Joined the club in 2003, died of unknown causes in 2005.
Tiki was a male common barn owl (Tyto alba) who joined the club in
2003. Due to his close contact with humans at a young age, Tiki became
imprinted upon humans, meaning he was too comfortable around humans to be
returned to the wild, as he never learned the survival techniques necessary
to do so. In 2005, he died suddenly of an unknown cause.
Barn Owls are light to medium brown birds with white or light brown chests
and legs, and have white or light brown heart-shaped facial disks. The
upper part of the wings are gray with white and black speckling, and the
under part of their wings are white. There tends to be a small amount
of sexual dimorphism between males and females with females having slightly
darker plumage with more spotting on their chests and under their wings.
Barn Owls are found throughout North America and adapt well to living in
close proximity to humans. They tend to be found in warmer, drier
climates. On the Palouse, they thrive in the summer but are at the
edge of their winter range. Their thinner feathering and long, un-feathered
toes and legs leave them susceptible to cold temperatures and they often
have difficulty with Pullman winters. Many will not survive if the
weather remains very cold for long, particularly if a heavy snow cover
protects their primary prey (mice).
The majority of their diet consists of small rodents. They are quite
particular to this prey source and often will not take other food, even when
faced with starvation. Growing Barn Owls can eat 4 to 6 mice per bird
each night and it is not uncommon for a pair to raise 4 -5 young to
fledging. Since adults also need 2 to 3 mice for themselves each
night, a single Barn Owl can hunt up to 20 mice in one night! While
working so hard to feed their young, these owls are very valuable for
keeping rodent populations in check.
One of the most impressive aspects of Barn Owls is that they can hunt in
total darkness. They can do this not with echolocation, but instead
with acoustic prey location called triangulation. Their excellent
hearing is what these owls depend on. As with some other species of
owls, Barn Owl ears are slightly off from one another. Their left ear
is higher up than their right ear. This off-set design helps the owl
to hear in 3D. They are also one of a few owls to have a small
external ear flap (pinna) in front of their ear holes, which help the owl
pinpoint exactly where a sound is coming from. Their large facial disk
is actually two in one (one for each ear around each eye). These
structures act like amplifiers and aid in capturing sound. Their bill
is pointed downward to help maximize the surface area of these disks.
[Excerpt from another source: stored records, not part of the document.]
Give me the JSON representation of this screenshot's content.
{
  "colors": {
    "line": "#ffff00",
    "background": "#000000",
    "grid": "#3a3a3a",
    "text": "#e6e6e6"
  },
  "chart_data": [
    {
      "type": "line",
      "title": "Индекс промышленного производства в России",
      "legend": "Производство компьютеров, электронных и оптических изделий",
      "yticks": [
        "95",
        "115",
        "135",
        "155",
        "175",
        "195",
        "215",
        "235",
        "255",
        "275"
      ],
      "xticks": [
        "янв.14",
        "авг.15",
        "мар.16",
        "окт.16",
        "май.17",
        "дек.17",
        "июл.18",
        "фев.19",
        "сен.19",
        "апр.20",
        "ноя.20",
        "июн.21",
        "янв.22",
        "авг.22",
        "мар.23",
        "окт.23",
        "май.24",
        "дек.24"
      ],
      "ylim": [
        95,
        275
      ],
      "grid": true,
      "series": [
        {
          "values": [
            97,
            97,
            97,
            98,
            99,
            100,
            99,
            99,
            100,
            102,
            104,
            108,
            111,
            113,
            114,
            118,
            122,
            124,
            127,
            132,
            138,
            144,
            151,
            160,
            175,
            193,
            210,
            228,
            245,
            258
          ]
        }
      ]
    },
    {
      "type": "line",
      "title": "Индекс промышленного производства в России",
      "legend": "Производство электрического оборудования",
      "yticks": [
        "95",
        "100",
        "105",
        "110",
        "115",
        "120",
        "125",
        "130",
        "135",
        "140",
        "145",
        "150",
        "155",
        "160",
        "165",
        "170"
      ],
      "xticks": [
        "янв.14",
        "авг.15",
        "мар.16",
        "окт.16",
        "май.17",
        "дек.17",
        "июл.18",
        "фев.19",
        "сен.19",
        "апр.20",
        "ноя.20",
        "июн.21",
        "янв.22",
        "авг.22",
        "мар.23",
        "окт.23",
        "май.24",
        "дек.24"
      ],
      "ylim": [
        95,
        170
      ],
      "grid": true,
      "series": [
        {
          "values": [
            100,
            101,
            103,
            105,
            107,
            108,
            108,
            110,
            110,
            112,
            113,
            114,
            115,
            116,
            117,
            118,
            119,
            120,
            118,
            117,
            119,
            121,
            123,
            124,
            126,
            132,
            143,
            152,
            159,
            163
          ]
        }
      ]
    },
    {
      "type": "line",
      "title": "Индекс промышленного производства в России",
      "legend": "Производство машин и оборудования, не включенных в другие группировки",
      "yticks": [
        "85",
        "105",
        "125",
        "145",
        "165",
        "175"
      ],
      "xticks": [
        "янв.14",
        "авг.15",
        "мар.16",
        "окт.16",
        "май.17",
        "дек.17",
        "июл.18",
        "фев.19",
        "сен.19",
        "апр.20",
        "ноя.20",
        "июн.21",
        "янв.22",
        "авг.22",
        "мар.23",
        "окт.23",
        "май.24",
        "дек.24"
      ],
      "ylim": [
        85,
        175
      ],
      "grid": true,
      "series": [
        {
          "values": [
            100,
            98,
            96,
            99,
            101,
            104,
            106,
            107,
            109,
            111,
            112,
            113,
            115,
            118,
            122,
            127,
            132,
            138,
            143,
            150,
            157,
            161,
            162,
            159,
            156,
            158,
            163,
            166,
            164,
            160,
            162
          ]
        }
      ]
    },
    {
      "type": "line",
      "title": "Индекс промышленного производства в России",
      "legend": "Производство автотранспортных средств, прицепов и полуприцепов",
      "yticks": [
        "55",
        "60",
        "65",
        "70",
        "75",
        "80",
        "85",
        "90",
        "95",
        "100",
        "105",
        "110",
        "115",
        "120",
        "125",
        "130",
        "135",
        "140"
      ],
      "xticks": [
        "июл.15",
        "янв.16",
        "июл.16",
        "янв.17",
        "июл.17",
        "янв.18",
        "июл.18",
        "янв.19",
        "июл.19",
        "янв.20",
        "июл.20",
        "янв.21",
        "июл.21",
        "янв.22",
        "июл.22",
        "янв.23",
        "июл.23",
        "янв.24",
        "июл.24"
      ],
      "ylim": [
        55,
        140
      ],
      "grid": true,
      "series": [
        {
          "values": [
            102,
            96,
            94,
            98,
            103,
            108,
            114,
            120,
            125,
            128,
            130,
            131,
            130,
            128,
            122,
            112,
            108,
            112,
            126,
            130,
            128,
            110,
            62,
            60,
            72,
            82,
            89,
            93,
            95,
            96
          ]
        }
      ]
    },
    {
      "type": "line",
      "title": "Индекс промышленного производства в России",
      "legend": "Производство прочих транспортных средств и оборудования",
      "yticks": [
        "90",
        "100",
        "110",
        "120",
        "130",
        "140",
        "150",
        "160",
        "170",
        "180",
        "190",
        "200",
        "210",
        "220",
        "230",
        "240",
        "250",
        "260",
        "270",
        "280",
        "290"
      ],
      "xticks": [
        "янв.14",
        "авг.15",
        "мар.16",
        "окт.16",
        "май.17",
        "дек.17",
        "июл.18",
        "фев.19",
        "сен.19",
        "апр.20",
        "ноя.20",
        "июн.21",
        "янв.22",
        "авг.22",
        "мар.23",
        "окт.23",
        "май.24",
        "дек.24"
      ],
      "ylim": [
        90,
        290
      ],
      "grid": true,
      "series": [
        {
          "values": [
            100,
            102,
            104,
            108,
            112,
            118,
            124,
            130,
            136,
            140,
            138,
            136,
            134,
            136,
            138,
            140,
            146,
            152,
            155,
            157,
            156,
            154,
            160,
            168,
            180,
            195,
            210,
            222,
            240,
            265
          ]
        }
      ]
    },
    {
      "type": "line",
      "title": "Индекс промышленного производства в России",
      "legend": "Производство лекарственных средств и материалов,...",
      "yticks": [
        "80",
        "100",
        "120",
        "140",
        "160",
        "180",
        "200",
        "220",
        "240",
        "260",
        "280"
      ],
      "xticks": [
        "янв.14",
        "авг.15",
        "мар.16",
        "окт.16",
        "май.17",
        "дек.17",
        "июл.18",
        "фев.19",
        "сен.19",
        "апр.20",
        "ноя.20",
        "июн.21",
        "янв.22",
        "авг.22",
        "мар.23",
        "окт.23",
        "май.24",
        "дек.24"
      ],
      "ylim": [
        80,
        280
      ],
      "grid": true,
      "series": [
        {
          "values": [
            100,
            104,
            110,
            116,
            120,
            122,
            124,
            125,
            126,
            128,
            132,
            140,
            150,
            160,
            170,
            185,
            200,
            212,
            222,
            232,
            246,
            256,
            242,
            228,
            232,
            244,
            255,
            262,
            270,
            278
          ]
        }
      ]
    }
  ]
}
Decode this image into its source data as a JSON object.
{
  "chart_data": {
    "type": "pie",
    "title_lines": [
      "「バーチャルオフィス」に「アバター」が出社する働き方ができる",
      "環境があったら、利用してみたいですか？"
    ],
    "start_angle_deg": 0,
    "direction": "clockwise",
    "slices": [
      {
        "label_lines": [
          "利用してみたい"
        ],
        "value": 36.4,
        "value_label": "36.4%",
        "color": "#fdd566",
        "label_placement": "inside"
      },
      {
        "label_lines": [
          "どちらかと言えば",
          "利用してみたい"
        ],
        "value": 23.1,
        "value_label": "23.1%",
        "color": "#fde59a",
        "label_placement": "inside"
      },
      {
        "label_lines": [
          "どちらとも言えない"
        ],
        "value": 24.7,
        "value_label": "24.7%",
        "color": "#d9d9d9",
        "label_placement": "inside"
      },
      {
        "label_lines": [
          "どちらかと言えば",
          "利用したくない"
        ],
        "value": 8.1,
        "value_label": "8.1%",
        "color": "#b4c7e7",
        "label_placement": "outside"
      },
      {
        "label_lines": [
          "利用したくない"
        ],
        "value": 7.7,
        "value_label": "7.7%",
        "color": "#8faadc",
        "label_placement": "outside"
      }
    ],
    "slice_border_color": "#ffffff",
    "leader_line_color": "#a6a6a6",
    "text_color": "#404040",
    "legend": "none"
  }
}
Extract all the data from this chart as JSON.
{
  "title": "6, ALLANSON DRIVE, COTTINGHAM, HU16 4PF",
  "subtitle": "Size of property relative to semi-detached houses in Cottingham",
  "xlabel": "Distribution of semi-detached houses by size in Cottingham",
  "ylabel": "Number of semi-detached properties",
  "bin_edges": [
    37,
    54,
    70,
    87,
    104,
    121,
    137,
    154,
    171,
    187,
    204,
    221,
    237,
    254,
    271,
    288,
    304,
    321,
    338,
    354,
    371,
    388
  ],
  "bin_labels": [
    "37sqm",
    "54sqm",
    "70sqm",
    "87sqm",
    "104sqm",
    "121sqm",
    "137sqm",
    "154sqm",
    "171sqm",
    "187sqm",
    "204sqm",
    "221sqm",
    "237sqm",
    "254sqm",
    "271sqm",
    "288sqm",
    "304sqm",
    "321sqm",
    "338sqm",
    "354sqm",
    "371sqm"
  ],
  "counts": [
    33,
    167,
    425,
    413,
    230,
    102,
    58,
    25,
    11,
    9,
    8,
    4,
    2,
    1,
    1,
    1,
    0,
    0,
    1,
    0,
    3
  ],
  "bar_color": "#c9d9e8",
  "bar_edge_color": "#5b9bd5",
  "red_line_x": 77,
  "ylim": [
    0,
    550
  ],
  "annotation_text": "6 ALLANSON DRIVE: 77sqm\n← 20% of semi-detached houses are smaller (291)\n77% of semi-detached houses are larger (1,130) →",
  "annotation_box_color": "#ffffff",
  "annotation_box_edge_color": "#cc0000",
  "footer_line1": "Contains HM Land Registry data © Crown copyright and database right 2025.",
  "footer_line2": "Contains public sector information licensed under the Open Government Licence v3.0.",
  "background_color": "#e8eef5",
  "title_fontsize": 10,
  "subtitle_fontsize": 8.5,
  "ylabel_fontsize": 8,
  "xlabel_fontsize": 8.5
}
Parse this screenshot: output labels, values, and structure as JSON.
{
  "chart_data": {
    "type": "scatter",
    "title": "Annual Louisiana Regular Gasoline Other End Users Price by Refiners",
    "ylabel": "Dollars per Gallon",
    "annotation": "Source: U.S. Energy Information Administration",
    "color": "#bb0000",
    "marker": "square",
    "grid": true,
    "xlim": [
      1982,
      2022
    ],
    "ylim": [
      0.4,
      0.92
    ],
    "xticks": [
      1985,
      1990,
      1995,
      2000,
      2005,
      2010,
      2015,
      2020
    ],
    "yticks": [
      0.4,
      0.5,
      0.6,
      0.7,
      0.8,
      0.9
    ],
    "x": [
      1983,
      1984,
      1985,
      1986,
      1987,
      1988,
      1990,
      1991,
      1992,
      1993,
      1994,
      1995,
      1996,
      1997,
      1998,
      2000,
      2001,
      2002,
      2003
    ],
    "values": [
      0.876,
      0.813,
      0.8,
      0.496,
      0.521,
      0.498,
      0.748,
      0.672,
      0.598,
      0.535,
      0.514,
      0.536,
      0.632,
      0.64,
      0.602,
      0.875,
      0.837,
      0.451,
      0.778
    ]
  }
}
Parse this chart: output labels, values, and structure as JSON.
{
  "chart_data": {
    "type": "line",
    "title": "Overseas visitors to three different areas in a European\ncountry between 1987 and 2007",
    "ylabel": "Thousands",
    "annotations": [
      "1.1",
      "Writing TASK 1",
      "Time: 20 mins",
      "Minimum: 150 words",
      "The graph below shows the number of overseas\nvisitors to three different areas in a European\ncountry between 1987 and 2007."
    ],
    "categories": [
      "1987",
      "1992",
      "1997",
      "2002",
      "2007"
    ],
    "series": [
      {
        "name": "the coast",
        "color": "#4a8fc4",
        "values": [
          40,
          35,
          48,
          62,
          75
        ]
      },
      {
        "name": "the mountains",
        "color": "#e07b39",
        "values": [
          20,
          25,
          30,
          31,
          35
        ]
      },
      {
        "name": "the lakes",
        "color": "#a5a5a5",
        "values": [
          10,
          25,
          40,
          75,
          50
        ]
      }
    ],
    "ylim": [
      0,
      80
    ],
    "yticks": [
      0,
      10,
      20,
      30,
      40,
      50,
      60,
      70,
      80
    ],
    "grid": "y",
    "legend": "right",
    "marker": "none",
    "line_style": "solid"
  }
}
Barn Owls have the greatest number of vocalizations of all our owls, but
most are quiet noises made at the nest. The sounds you are most likely
to hear include hisses, screeches, and bill-clapping though they also
twitter softly, coo, and chirp.
Also sometimes called the Ghost Owl, Barn Owls have often been considered
the ghosts of haunted houses, barns, and old castles. Their nocturnal
habits, silent flight, white underside, and eerie screeches can easily
conjure up the impression of a ghost surveying its domain.